In response to the disastrous flooding of 1947, the U.S. Congress passed legislation creating the Central and Southern Florida Flood Control Project in 1948. The following year, the Florida Legislature created the Central and Southern Florida Flood Control District, the predecessor to the South Florida Water Management District, to manage the huge project being designed and built by the U.S. Army Corps of Engineers.

This initiative employed levees, water storage, channel improvements, and large-scale pumping to supplement gravity drainage of the Everglades. It also created a 100-mile perimeter levee to separate the Everglades from urban development, effectively eliminating 160 square miles of Everglades that had historically extended east of the levee to the coastal ridge. These and other projects were undertaken primarily for flood control, to support agriculture, and to provide dry land for residents. They also led to severe ecological consequences that would plague South Florida to this day.
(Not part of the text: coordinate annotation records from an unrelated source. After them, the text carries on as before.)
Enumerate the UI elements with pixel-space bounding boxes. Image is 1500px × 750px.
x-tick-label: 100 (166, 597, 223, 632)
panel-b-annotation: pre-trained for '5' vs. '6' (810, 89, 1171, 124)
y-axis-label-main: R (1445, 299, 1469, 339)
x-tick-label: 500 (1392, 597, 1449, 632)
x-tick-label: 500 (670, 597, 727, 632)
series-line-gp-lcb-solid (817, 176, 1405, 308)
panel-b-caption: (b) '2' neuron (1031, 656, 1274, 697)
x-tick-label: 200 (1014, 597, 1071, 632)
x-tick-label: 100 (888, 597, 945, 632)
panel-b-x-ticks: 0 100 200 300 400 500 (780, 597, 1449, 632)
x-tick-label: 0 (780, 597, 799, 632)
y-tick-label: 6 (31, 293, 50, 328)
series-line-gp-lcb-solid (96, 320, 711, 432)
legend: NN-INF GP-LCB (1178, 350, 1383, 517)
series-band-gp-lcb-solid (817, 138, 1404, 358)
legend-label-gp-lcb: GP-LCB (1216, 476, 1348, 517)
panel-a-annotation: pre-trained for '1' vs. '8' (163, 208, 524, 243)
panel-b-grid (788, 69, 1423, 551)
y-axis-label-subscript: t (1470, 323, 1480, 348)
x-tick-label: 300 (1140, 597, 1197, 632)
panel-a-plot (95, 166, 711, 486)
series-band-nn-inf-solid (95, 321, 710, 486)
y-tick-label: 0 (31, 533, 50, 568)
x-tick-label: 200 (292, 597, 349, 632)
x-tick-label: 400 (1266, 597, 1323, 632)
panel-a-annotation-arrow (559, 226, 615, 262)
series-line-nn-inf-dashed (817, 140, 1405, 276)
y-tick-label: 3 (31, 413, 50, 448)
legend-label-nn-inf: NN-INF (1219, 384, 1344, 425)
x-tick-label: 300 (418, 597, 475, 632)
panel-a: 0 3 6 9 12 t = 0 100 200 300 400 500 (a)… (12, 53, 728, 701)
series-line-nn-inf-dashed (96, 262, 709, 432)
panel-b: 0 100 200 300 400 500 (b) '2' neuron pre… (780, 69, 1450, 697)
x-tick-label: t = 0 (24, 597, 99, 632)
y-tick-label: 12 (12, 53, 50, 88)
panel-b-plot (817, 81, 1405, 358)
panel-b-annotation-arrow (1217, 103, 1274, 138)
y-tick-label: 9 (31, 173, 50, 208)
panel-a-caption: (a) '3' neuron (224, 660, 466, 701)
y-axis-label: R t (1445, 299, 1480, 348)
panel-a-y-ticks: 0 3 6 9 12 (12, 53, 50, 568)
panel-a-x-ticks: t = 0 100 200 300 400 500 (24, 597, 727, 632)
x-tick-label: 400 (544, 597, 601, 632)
The new water control infrastructure helped moderate the extremes of flooding and droughts, and farmers were able to extend their fields farther to the west. The result was expanded harvests; year after year, the State Farmers Market reported record volumes. In 1950, market manager John L. Warren announced that the Pompano Beach facility had handled nearly 5,000,000 packages of vegetables at a total value of $12,679,371. The volume was a record, but the revenue was actually down a bit from the previous year. Some placed the blame on bad weather, but as the trend continued it became obvious that there was a problem.
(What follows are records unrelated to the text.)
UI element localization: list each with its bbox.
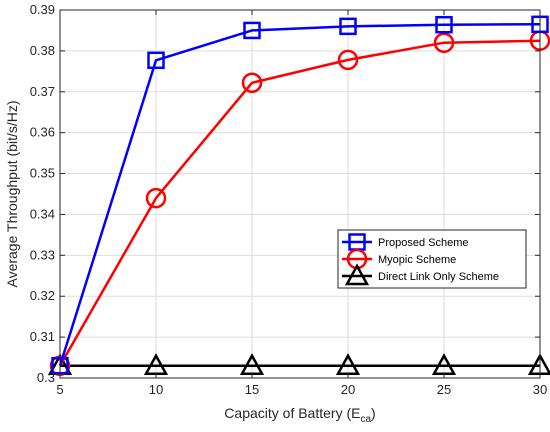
series-point (337, 49, 359, 71)
tick-labels: 5 10 15 20 25 30 0.3 0.31 0.32 0.33 0.34 0.35 0.36 0.… (30, 2, 548, 397)
series-layer (47, 15, 550, 376)
series-point (435, 15, 453, 34)
legend-entry: Direct Link Only Scheme (342, 263, 499, 286)
x-tick-label: 20 (341, 382, 355, 397)
x-axis-label-subscript: ca (360, 414, 371, 425)
series-point (147, 51, 165, 70)
series-circle (49, 30, 550, 376)
y-tick-label: 0.35 (30, 166, 55, 181)
legend-label: Direct Link Only Scheme (378, 271, 499, 283)
series-point (339, 17, 357, 36)
legend-label: Myopic Scheme (378, 254, 456, 266)
series-point (145, 187, 167, 209)
x-tick-label: 10 (149, 382, 163, 397)
y-axis-label: Average Throughput (bit/s/Hz) (4, 100, 20, 287)
x-tick-label: 25 (437, 382, 451, 397)
legend: Proposed Scheme Myopic Scheme Direct Link … (337, 229, 527, 289)
legend-marker (344, 263, 370, 286)
plot-frame (59, 9, 541, 379)
y-tick-label: 0.37 (30, 84, 55, 99)
y-tick-label: 0.39 (30, 2, 55, 17)
y-tick-label: 0.36 (30, 125, 55, 140)
x-tick-label: 15 (245, 382, 259, 397)
legend-entry: Myopic Scheme (342, 248, 456, 270)
x-tick-label: 5 (56, 382, 63, 397)
y-tick-label: 0.38 (30, 43, 55, 58)
y-tick-label: 0.33 (30, 247, 55, 262)
series-point (241, 72, 263, 94)
series-point (243, 21, 261, 40)
x-axis-label-main: Capacity of Battery (E (224, 405, 360, 421)
legend-label: Proposed Scheme (378, 237, 469, 249)
y-tick-label: 0.3 (37, 370, 55, 385)
axis-ticks (59, 9, 541, 379)
x-axis-label-close: ) (371, 405, 376, 421)
x-tick-label: 30 (533, 382, 547, 397)
y-tick-label: 0.31 (30, 329, 55, 344)
y-tick-label: 0.34 (30, 206, 55, 221)
series-point (433, 32, 455, 53)
plot-background (60, 10, 540, 378)
series-line (58, 39, 541, 367)
x-axis-label: Capacity of Battery (Eca) (224, 405, 375, 425)
series-line (58, 23, 541, 367)
y-tick-label: 0.32 (30, 288, 55, 303)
The expansion of farmland had not resulted in an expansion in the variety of crops planted. Without diversification, local farmers were especially vulnerable to changes that impacted a few major crops, such as beans and peppers. Increases in local acreage and harvesting, as well as more competition from farms outside South Florida, led some agricultural leaders to advocate drastic measures. Market manager G. B. Hogan viewed the situation as one in which supply had outstripped demand: "Farmers have reached a saturation point in developing acreage and lower production is the only answer. Sometimes two of something is not worth as much as one."

While Pompano Beach's farmers were expanding farmland, others were looking at the new, dry land for other purposes. In addition to South Florida's warm winters, the advent of affordable residential air-conditioning and community-wide mosquito control greatly increased the appeal of living in southern Florida.

As people kept coming to Florida, developers were building as fast as possible and many vacant areas within the existing city limits were filling up. Moreover, the idea of building their own totally new community appealed to some businessmen. The only place the necessary land was available, though, was to the west where Pompano’s farmers were growing beans, peppers and other winter vegetables. Something would have to give.